15 mai 1915
Le 15 Mai 1915
Ma chère Marguerite
En réponse à ta lettre du 10 qui m’a fait plaisir d’apprendre que vous étiez en bonne santé moi ça va bien pour le moment. Je ne t’ai pas écrit hier car j’étais absolument trop fatigué je te donne l’emploi du temps réveil le matin 2 heures départ pour l’abattoir à 2h½ rentrer à 6 heures pour repartir à une gare voisine à 20 km pour aller chercher de la viande congelée retour de la gare à 4 h ½ nous avons casser la croûte et ensuite nous sommes repartis à l’abattoir rentré de l’abattoir à 9 h j’étais heureux d’aller me reposer car enfin j’étais très fatigué, il y avait 10 minutes que j’étais tombé sur la paille que l’ont vient me chercher pour prendre la garde de 10 h à minuit tu vois quelle triste journée pour moi heureusement que ce n’est pas tous les jours pareil car ça serait impossible de faire une travail comme cela . Espérons que nous aurons des jours meilleurs plus tard.
Comme je t’ai déjà dit je reçoit toutes tes lettres mais toi sûrement que tu ne doit pas recevoir toutes les miennes hier 14 je n’avais rien J’espère en avoir une cet après midi
Tu me dis que Léon est allé à la foire et qu’il a emmené la jument au May c’est rudement malheureux de voir cela traîner un cheval pour aller ce promener, à vivement que ça finisse.
Ma chère Marguerite je ne vois plus rien à te dire pour le moment
J’ai écrit à Mme Boissé et au père Silvain J’écrirai probablement ces jours au chauffeur de Nitray.
Je termine en t’embrassant mille fois de tout mon cœur ainsi que les enfants et tes parents.
Ton mari qui t’aime pour la vie
E. Vallet
Tous les jours je vais à la gare, presque tous les jours, je vois Pontoise et Robert j’ai vu Fillon nous avons cassé la croûte ensemble et nous avons acheté 3 harengs et nous nous régalés tu le diras à tes parents et tu leur donneras le bonjour de ma part.

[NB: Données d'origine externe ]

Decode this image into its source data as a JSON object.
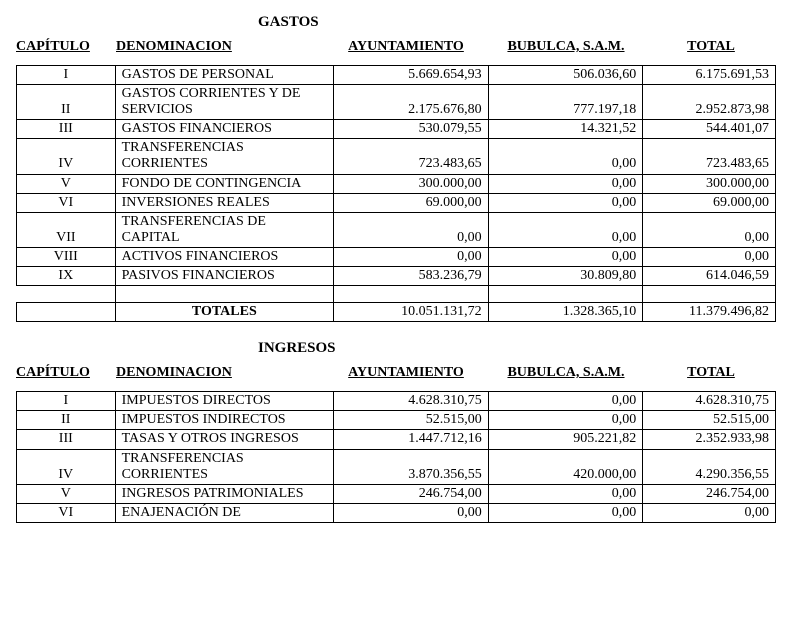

Je t’écris avant de partir à la gare je pense les trouver forcément nous prenons un verre ensemble.
J’ai déjà sérieusement attaqué la réserve et cependant je ne fais pas abus de rien que le nécessaire ce n’est vraiment rien une pièce de 1 francs. Espérons que ce ne durera pas longtemps maintenant si tu veux savoir ou nous sommes à Bruay tu chercheras sur la carte au retour de la gare le plaisir de te lire
Embrasse la grand mère Rousseau pour moi.